In the bathroom, the medicine cabinet was bare; everything torn from it in the same frenzied way. An empty medicine box was lying in the bathtub, and there were several items in the toilet as well: nail clippers, a soap dispenser. A blister pack of Atacor cholesterol tablets was floating at the top of the bowl. The woman had had high cholesterol. Marta reached for the box lying in the bathtub, and as far as she could tell, the woman had also been suffering a serious illness.
She found no computer, neither a desktop nor laptop. No mobile phone or tablet, either. She presumed that the woman hadn’t had profiles on Facebook or Twitter. An old-fashioned telephone that had been standing on a table in the hall had toppled to the floor. Marta knew elderly people who didn’t want any of that computer rubbish in their houses and believed the internet was evil. Still, she thought the woman in the flat was a bit youngish to have denied the computer revolution altogether.
There was a desk in one corner of the living room, and papers and newspapers lay scattered around it. Prescriptions and bills from medical specialists, all sorts of memos, shopping lists and other notes lay either on top of the desk or under it. Marta picked up a few of them and looked them over, until, in one of the memos, she noticed a phone number that she knew well.

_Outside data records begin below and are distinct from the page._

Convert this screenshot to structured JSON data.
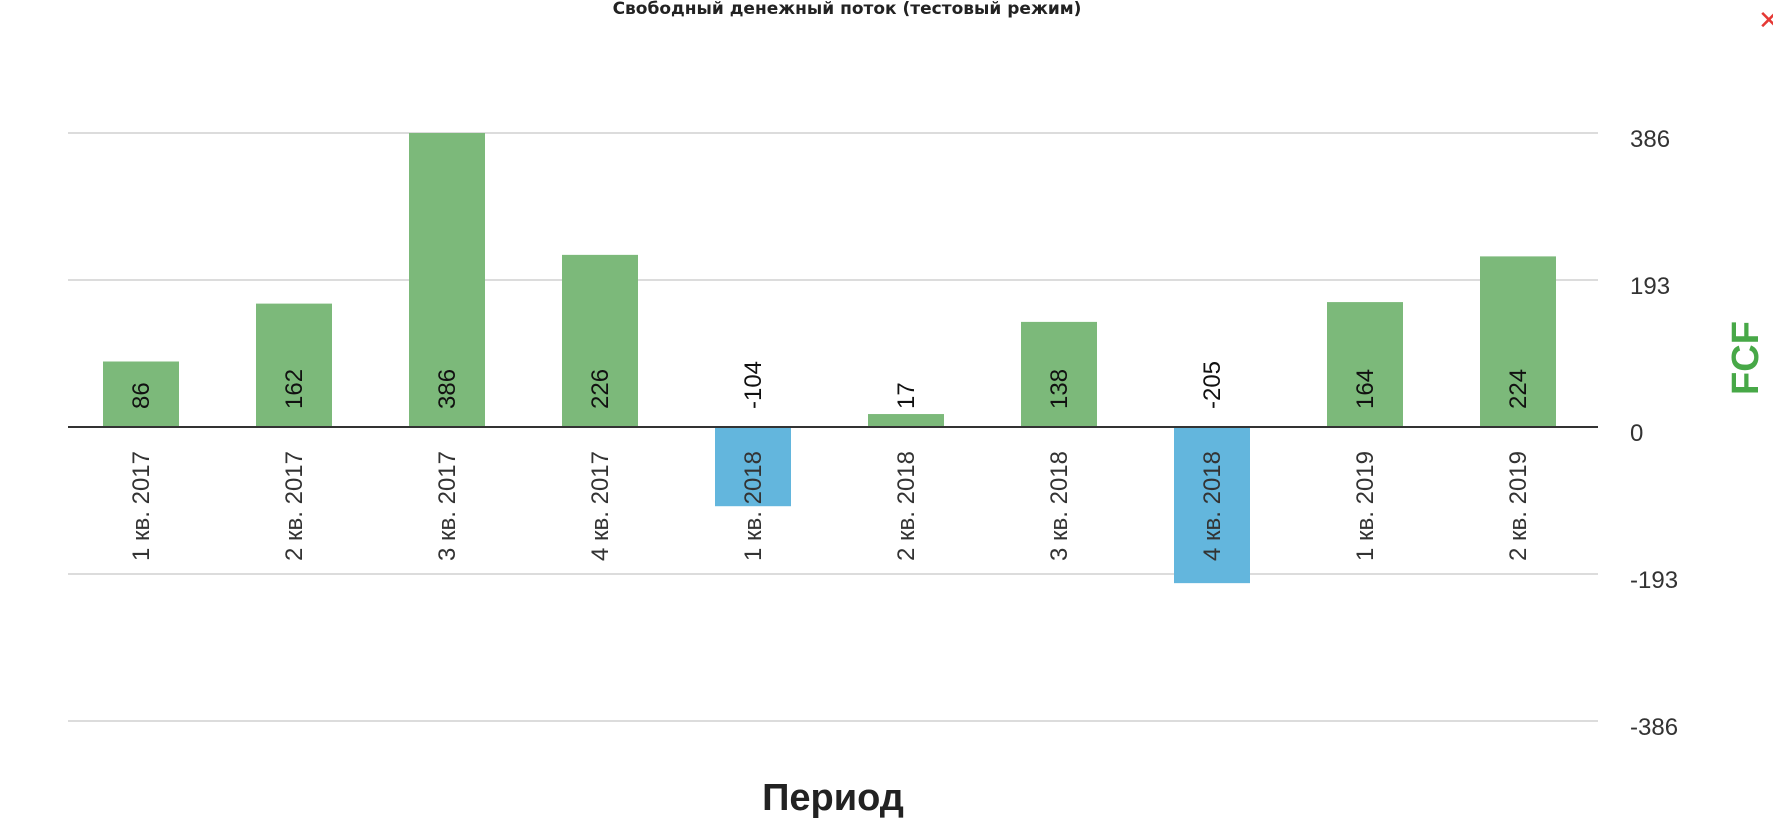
{
  "title": "Свободный денежный поток (тестовый режим)",
  "close_glyph": "✕",
  "colors": {
    "positive": "#7cb97a",
    "negative": "#63b6dd",
    "axis_label": "#47a847",
    "grid": "#d0d0d0",
    "zero_line": "#333333",
    "close": "#e53935"
  },
  "chart_data": {
    "type": "bar",
    "title": "Свободный денежный поток (тестовый режим)",
    "xlabel": "Период",
    "ylabel": "FCF",
    "categories": [
      "1 кв. 2017",
      "2 кв. 2017",
      "3 кв. 2017",
      "4 кв. 2017",
      "1 кв. 2018",
      "2 кв. 2018",
      "3 кв. 2018",
      "4 кв. 2018",
      "1 кв. 2019",
      "2 кв. 2019"
    ],
    "values": [
      86,
      162,
      386,
      226,
      -104,
      17,
      138,
      -205,
      164,
      224
    ],
    "yticks": [
      "386",
      "193",
      "0",
      "-193",
      "-386"
    ],
    "ylim": [
      -386,
      386
    ],
    "grid": true,
    "legend": "none"
  }
}
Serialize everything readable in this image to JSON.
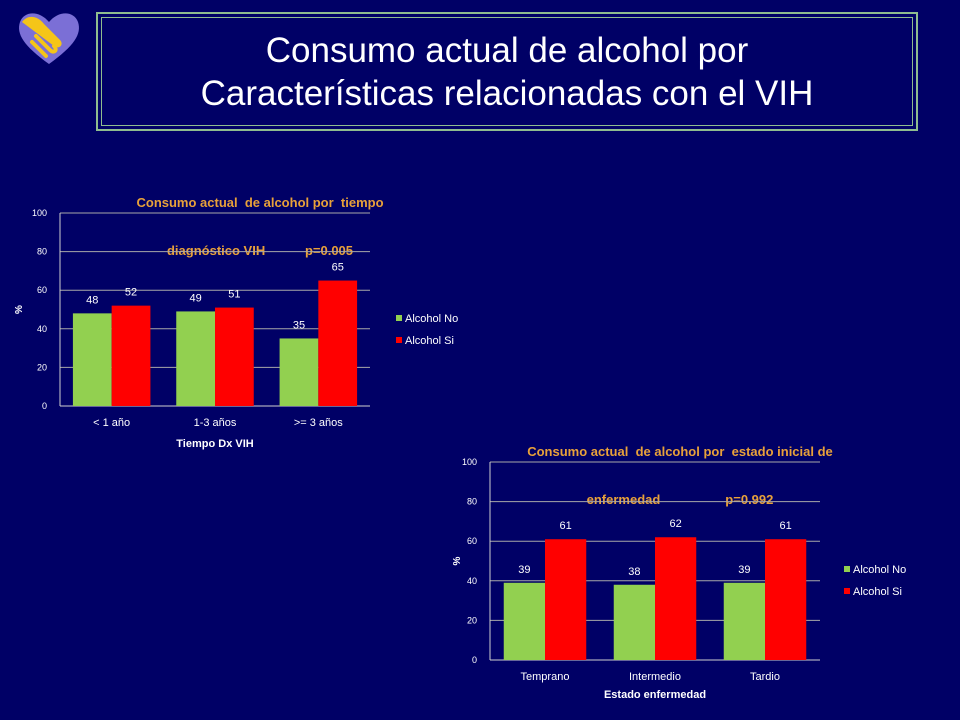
{
  "slide": {
    "title_line1": "Consumo actual de alcohol por",
    "title_line2": "Características relacionadas con el VIH",
    "background_color": "#000066",
    "logo": "hands-heart-icon"
  },
  "colors": {
    "alcohol_no": "#92d050",
    "alcohol_si": "#ff0000",
    "chart_title": "#e8a13a",
    "axis_text": "#ffffff"
  },
  "chart_data": [
    {
      "type": "bar",
      "title_line1": "Consumo actual  de alcohol por  tiempo",
      "title_line2": "diagnóstico VIH           p=0.005",
      "categories": [
        "< 1 año",
        "1-3 años",
        ">= 3 años"
      ],
      "series": [
        {
          "name": "Alcohol No",
          "values": [
            48,
            49,
            35
          ]
        },
        {
          "name": "Alcohol Si",
          "values": [
            52,
            51,
            65
          ]
        }
      ],
      "xlabel": "Tiempo Dx VIH",
      "ylabel": "%",
      "ylim": [
        0,
        100
      ],
      "yticks": [
        0,
        20,
        40,
        60,
        80,
        100
      ],
      "grid": true,
      "legend": "right"
    },
    {
      "type": "bar",
      "title_line1": "Consumo actual  de alcohol por  estado inicial de",
      "title_line2": "enfermedad                  p=0.992",
      "categories": [
        "Temprano",
        "Intermedio",
        "Tardio"
      ],
      "series": [
        {
          "name": "Alcohol No",
          "values": [
            39,
            38,
            39
          ]
        },
        {
          "name": "Alcohol Si",
          "values": [
            61,
            62,
            61
          ]
        }
      ],
      "xlabel": "Estado enfermedad",
      "ylabel": "%",
      "ylim": [
        0,
        100
      ],
      "yticks": [
        0,
        20,
        40,
        60,
        80,
        100
      ],
      "grid": true,
      "legend": "right"
    }
  ]
}
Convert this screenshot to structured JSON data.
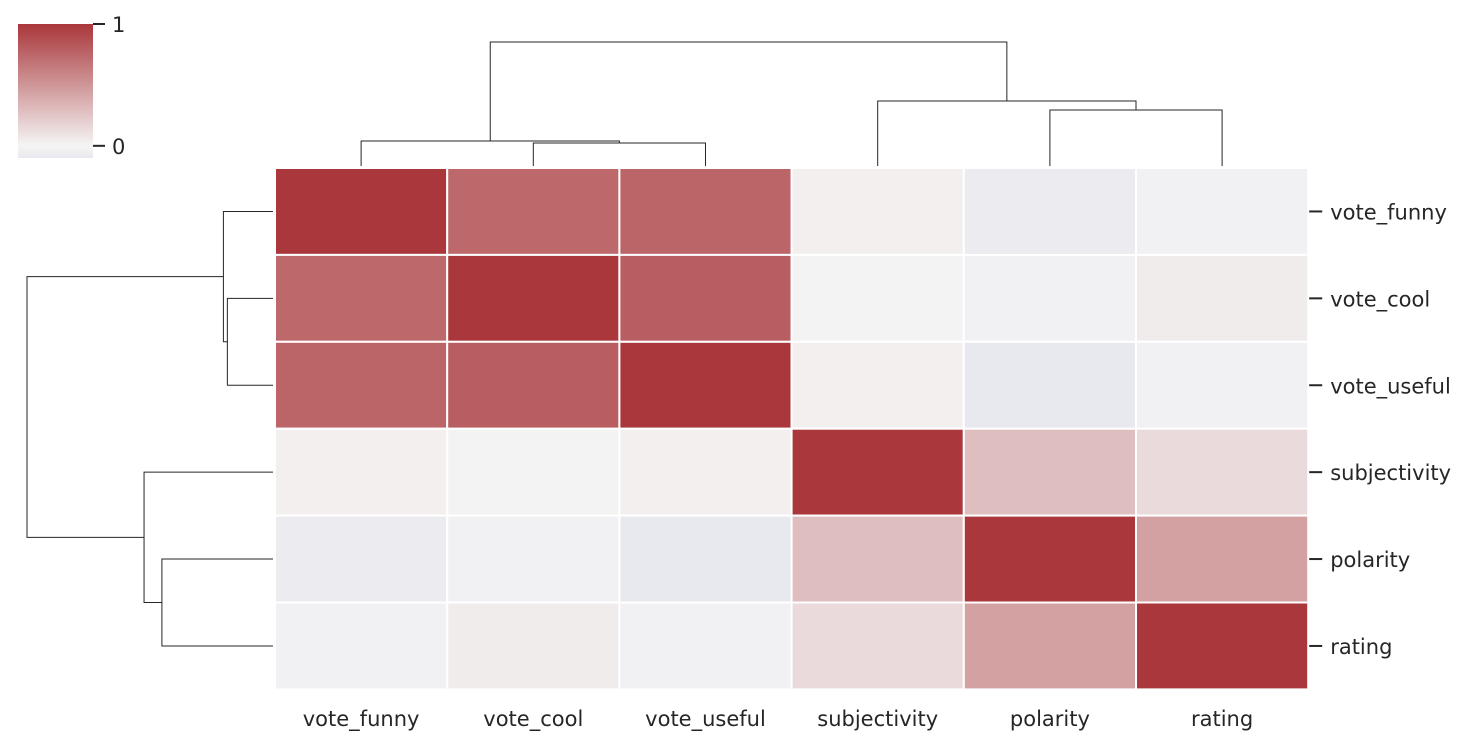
{
  "chart_data": {
    "type": "heatmap",
    "variant": "clustermap",
    "row_labels": [
      "vote_funny",
      "vote_cool",
      "vote_useful",
      "subjectivity",
      "polarity",
      "rating"
    ],
    "col_labels": [
      "vote_funny",
      "vote_cool",
      "vote_useful",
      "subjectivity",
      "polarity",
      "rating"
    ],
    "values": [
      [
        1.0,
        0.74,
        0.76,
        0.03,
        -0.08,
        -0.03
      ],
      [
        0.74,
        1.0,
        0.8,
        0.01,
        -0.03,
        0.05
      ],
      [
        0.76,
        0.8,
        1.0,
        0.03,
        -0.1,
        -0.03
      ],
      [
        0.03,
        0.01,
        0.03,
        1.0,
        0.29,
        0.14
      ],
      [
        -0.08,
        -0.03,
        -0.1,
        0.29,
        1.0,
        0.44
      ],
      [
        -0.03,
        0.05,
        -0.03,
        0.14,
        0.44,
        1.0
      ]
    ],
    "colorbar": {
      "tick_labels": [
        "0",
        "1"
      ],
      "tick_values": [
        0,
        1
      ],
      "vmin": -0.1,
      "vmax": 1.0,
      "colors": {
        "neg": "#e8e8ef",
        "mid": "#f5f5f5",
        "pos": "#a9373b"
      }
    },
    "col_dendrogram": {
      "merges": [
        {
          "left": "col:1",
          "right": "col:2",
          "height": 0.23
        },
        {
          "left": "col:0",
          "right": "node:0",
          "height": 0.25
        },
        {
          "left": "col:4",
          "right": "col:5",
          "height": 0.56
        },
        {
          "left": "col:3",
          "right": "node:2",
          "height": 0.65
        },
        {
          "left": "node:1",
          "right": "node:3",
          "height": 1.24
        }
      ]
    },
    "row_dendrogram": {
      "merges": [
        {
          "left": "row:1",
          "right": "row:2",
          "height": 0.23
        },
        {
          "left": "row:0",
          "right": "node:0",
          "height": 0.25
        },
        {
          "left": "row:4",
          "right": "row:5",
          "height": 0.56
        },
        {
          "left": "row:3",
          "right": "node:2",
          "height": 0.65
        },
        {
          "left": "node:1",
          "right": "node:3",
          "height": 1.24
        }
      ]
    }
  }
}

No name was written along with it, and Marta stared at the number for several moments, wondering what connections there could possibly be between it and the woman. Deciding not to wait to find out, she took out her mobile phone and called the number. After a moment or two, a familiar voice answered the phone.
‘Konrád.’
‘Am I disturbing you?’
‘What’s up?’
‘Do you know a woman named Valborg?’
‘No.’
‘She seems to know you,’ said Marta.
‘Hmm? Valborg? I don’t remember...’
There was a short silence on the line.
‘Yes, hold on, is she an elderly woman?’ Konrád asked.
‘I found your number on her desk. She’s dead.’
‘Dead?’
‘Yes.’
‘Are you at her place? Did something happen to her? What are you doing over there?’
‘Her house was broken into and she was suffocated,’ said Marta. ‘With a plastic bag, probably.’
‘Are you serious?!’
‘How do you know her?’
‘I don’t know her at all,’ Konrád said, and Marta sensed over the phone how startled he was at this news. ‘If it’s the same woman. She knew I’d been on the force and wanted to meet me. It was around two months ago, I guess... Did you say a plastic bag?’
‘What did she want from you?’
‘Is she dead?’ Konrád stammered. ‘It took me a moment to place her name, but I remember her well because what she wanted was rather unique. She asked if I could find her child.’